Read more here about the climate and sun exposure in and around Djibouti.
In Djibouti, the UV index is quite high throughout the year, reaching extreme levels during the summer months. On average, the UV index hovers around 11 (on a scale of 1 to 11+) during the hottest period, which is from June to August. This means that it is crucial to take proper precautions to protect yourself from the sun's harmful rays, such as wearing sunscreen with a high sun protection factor (SPF) and seeking shade during the peak hours of the day.
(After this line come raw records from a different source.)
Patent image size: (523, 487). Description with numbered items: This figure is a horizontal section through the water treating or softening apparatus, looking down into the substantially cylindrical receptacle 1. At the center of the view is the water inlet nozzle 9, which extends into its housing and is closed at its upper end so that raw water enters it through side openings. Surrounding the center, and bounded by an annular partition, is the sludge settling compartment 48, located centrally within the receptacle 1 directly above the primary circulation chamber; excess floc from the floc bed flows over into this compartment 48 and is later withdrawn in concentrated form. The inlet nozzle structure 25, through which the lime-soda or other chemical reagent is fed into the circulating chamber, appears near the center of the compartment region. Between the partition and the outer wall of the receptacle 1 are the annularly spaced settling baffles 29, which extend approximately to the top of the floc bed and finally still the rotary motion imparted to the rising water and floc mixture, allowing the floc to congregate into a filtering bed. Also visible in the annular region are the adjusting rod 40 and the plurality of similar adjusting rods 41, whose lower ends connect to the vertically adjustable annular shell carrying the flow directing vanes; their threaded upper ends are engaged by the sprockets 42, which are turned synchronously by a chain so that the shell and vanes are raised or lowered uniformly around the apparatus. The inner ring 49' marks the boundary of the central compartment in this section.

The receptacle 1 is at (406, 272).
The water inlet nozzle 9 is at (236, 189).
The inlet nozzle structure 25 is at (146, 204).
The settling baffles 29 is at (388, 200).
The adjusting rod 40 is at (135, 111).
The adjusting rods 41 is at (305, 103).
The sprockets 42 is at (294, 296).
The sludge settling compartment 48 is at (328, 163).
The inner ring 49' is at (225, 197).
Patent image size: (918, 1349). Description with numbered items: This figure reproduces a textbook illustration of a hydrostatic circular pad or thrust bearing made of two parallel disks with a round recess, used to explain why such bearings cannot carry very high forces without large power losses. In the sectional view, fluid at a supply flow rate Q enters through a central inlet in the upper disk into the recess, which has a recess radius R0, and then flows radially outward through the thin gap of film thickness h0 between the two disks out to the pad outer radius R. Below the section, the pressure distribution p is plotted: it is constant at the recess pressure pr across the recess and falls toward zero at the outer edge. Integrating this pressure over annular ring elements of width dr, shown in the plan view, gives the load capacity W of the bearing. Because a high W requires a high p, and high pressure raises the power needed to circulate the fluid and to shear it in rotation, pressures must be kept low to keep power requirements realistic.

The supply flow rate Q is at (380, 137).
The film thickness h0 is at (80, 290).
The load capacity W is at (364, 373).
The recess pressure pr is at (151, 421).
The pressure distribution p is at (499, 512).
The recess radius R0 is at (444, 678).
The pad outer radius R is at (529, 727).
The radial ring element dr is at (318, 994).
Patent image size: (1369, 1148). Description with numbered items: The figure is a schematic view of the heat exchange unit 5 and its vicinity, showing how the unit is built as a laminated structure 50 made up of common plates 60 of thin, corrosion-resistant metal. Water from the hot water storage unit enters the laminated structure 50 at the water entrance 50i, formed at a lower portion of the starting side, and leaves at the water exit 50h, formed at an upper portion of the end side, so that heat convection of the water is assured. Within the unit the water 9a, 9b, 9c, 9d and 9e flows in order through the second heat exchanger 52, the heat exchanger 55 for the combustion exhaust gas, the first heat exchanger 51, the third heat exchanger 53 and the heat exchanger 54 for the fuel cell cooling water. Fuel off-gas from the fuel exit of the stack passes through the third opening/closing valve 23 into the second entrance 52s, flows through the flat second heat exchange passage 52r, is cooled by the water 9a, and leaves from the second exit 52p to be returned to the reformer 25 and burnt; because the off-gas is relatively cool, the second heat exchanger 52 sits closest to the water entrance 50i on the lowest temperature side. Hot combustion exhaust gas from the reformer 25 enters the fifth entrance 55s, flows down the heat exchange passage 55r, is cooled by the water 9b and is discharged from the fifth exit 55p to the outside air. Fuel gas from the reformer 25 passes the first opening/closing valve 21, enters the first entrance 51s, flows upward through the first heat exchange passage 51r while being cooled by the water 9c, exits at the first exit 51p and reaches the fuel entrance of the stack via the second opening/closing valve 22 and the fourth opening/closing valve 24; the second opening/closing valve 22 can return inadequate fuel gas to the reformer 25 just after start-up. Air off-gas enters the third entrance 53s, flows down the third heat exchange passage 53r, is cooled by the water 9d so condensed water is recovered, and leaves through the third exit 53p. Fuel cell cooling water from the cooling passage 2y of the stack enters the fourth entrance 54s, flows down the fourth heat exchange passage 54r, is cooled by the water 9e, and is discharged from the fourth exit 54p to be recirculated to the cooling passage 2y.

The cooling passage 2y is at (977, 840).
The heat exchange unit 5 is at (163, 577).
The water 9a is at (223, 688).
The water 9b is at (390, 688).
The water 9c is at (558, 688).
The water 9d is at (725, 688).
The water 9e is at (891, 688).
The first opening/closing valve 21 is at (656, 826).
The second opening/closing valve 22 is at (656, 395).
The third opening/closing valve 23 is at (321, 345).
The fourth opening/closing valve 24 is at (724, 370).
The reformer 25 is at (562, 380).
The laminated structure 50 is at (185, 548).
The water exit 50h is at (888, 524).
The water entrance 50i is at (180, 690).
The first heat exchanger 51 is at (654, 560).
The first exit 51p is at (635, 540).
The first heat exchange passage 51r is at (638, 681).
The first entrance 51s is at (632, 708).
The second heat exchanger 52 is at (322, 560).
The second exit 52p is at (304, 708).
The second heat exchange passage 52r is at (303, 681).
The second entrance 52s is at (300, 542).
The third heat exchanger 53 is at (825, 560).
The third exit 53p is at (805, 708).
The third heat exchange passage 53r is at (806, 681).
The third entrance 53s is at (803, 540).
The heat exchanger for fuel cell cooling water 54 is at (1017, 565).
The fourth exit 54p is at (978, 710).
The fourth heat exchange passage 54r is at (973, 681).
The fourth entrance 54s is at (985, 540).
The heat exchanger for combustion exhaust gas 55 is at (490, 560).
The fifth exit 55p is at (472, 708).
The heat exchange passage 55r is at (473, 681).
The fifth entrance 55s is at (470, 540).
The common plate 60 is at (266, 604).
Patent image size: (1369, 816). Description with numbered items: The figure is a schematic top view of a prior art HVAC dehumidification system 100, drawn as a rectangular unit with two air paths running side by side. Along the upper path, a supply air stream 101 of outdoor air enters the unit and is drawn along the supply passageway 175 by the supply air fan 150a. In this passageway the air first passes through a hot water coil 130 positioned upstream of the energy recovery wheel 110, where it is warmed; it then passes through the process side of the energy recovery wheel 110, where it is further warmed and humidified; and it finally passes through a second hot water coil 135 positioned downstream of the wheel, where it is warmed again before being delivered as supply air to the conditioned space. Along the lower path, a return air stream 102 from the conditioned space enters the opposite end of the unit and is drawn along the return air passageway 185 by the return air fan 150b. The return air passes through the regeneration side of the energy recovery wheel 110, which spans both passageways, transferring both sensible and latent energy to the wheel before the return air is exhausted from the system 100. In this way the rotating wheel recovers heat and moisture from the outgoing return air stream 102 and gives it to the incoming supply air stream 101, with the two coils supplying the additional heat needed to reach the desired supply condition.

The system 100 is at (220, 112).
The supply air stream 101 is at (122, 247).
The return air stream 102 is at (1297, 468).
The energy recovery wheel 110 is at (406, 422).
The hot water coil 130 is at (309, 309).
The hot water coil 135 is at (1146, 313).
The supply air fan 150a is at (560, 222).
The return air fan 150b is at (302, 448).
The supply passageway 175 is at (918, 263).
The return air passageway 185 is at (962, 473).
Djibouti experiences two main weather seasons: a hot and dry season, followed by a relatively milder and humid season. The hot and dry season generally spans from May to September, with temperatures often exceeding 40 °C (104 °F) during the day. In contrast, the milder and humid season lasts from October to April, with temperatures ranging between 25 °C (77 °F) and 35 °C (95 °F). This season brings occasional rainfall, particularly in November and December, which helps to cool down the temperatures.
Compared to its neighboring countries in the region, Djibouti is known for its intense sun exposure due to its location on the northeastern coast of Africa. The country experiences prolonged periods of sunshine throughout the year, with an average of more than 3,000 hours of sunshine annually. This makes it one of the sunniest places in the world. It is important to be aware of this when visiting or residing in Djibouti, as the high sun exposure can increase the risk of sunburns and heat-related illnesses if proper precautions are not taken.
The chart above displays the Shortwave Radiation Sum (MJ/m²) for each day of the last year in Djibouti. It's designed to provide you with a better understanding of the yearly weather and sun exposure.